Interestingly, we've built a retail platform at Starwood, so we've got 180 in Chicago in Star Retail Properties. And we're finding retail tough to do at the levels people are willing to do it. So we've enormous expertise -- in fact, I was with the team yesterday, the retail team, and they were telling me about a deal that they worked with the team in San Francisco and killed because they knew everything about the center. So the board whispered, "retail", and I think that's true. I think you're not seeing us make a lot of retail. Its only 8% of our book by net, whereas office is 29% and multi is 29% and hospitality is 29%, mixed-use is 10%, multis is 7%. It's surprising to see that, but I think it's -- I think, really good retail is probably in Core, and they're borrowing 45% against it, and that's it.
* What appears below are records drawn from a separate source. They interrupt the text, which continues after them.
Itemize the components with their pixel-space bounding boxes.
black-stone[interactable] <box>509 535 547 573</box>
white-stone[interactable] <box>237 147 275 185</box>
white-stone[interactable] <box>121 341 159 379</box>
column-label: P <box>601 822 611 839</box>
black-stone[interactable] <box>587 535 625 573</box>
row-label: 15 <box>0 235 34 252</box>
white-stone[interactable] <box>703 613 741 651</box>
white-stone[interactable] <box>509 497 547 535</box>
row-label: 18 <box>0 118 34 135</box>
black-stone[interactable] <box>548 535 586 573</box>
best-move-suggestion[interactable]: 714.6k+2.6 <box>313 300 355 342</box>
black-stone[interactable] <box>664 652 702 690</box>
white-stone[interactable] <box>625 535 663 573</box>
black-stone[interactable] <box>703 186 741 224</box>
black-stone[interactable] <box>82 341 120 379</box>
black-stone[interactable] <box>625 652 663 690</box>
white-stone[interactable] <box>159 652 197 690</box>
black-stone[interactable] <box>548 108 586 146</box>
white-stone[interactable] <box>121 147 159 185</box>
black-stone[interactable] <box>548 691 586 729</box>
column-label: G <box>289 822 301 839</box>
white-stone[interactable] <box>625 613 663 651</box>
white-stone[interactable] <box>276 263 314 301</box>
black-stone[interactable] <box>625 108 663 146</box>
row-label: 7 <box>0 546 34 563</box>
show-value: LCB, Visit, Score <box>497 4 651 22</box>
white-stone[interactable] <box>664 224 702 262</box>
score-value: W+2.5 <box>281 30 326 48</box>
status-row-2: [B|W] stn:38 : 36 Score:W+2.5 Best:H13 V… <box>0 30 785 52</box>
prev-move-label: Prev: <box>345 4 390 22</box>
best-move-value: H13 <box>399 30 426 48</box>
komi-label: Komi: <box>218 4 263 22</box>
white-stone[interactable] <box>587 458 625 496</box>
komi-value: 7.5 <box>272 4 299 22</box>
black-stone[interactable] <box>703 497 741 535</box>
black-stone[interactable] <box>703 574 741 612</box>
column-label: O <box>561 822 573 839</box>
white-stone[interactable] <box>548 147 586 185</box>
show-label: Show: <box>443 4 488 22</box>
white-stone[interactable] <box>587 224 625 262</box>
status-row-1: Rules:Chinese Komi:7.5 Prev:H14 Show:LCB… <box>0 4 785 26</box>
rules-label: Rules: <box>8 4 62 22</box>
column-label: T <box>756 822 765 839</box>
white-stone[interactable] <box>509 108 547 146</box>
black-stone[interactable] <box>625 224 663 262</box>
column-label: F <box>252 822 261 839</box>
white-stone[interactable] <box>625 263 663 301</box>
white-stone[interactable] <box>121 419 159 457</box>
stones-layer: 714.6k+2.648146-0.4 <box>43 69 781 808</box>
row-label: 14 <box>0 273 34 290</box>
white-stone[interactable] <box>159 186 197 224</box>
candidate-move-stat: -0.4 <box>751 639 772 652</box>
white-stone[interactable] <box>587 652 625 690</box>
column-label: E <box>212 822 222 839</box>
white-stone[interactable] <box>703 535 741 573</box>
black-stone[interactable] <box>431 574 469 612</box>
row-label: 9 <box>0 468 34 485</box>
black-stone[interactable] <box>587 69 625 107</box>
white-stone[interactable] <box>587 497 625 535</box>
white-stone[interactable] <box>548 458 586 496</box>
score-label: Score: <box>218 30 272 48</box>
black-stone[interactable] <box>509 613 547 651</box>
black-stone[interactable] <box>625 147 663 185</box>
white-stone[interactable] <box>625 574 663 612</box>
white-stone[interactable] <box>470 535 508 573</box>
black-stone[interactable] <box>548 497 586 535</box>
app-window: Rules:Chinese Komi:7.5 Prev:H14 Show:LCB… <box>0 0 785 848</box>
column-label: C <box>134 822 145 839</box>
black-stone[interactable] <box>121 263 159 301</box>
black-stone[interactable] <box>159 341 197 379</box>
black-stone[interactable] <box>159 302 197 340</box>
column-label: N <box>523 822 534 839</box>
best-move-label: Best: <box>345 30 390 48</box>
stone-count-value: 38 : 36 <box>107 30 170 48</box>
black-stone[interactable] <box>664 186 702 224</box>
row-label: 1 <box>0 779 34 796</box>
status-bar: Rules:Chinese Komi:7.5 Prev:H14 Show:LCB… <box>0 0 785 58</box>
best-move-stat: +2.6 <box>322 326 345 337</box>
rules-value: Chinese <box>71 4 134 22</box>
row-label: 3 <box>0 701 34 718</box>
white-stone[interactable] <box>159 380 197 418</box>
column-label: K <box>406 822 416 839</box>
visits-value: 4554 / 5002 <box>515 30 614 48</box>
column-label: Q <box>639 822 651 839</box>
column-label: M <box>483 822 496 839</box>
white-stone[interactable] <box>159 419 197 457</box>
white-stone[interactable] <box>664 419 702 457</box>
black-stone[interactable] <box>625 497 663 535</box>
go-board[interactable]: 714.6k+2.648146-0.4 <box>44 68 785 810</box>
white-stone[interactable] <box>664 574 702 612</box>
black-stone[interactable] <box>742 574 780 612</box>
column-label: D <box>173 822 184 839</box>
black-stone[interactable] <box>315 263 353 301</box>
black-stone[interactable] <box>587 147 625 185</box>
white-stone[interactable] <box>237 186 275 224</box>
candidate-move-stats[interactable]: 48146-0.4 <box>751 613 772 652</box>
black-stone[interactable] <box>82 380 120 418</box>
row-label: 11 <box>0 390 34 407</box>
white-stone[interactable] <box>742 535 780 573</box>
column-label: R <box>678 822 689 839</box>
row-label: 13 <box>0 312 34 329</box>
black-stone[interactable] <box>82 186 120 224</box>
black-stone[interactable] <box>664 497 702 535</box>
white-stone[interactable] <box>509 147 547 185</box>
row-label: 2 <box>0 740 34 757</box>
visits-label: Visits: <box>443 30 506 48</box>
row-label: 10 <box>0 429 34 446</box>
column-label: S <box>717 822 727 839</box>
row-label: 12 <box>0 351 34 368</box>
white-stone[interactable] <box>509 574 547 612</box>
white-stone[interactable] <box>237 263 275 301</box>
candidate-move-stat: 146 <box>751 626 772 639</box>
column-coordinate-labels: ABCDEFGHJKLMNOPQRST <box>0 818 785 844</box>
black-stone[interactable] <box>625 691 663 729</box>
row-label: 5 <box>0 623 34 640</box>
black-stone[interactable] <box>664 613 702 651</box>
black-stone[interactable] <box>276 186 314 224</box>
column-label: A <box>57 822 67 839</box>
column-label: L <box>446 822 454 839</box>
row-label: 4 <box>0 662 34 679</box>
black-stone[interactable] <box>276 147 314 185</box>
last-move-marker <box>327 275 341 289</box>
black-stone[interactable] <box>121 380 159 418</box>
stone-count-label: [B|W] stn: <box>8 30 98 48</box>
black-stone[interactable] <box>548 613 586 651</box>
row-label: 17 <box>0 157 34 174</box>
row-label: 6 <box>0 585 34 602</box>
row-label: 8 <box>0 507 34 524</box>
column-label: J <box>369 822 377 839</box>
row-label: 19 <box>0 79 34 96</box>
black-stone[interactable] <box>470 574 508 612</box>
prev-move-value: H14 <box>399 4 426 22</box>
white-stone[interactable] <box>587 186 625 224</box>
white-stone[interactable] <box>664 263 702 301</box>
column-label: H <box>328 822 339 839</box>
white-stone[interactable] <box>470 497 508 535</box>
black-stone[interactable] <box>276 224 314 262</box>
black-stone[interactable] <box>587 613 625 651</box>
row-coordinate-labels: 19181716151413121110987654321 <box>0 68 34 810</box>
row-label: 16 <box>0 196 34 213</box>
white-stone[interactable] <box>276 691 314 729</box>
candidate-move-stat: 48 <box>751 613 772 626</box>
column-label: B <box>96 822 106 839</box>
So we're not playing there. So that's -- it's both. When we see it, it's probably screwed up, and if we don't think it's a value-add re-tenanting situation, we're just going to pass. That's -- it's interesting. I think the other thing we're seeing is -- we still see deals, we have one deal in shop where the borrower has more than $200 million invested in a hotel property, and they're looking for $8 million first, but the asset only makes $3 million or $4 million. It's a 5 yield [ph]. It actually covers debt service on an $80 million mortgage, but I'm not sure why, when we lend against it, it's going to perform any better tomorrow than it did yesterday. It's the same management company, same owners, same -- the asset's in great shape. There's nothing you can do to it. Tough deals. I mean, it's interesting. You've seen this equity value appraisal there, I think, of $120-odd million, but this appraisal's forecasting a turnaround. We just don't think that -- I don't think that market's going to perform much better than it is right now. There's a lot of supply coming in that town. So there's lots of things out there. We just cherrypick them. Thank you. Thanks, everyone. Have a great day, and we appreciate you being on the call with us. And Stew and Rina, Boyd, Andrew, Zach, everyone's here to answer your questions today if you -- or tomorrow. Or come visit both here in San Francisco. We're happy to spend time. Thank you very much. Go visit them in Miami, too. You'll be impressed. Goodbye. Thanks, Cory, remotely. Have a good day.

Perry Stewart Ward

Analyst · FBR

See you.

Operator

Operator

This concludes today's conference. We thank you for your participation.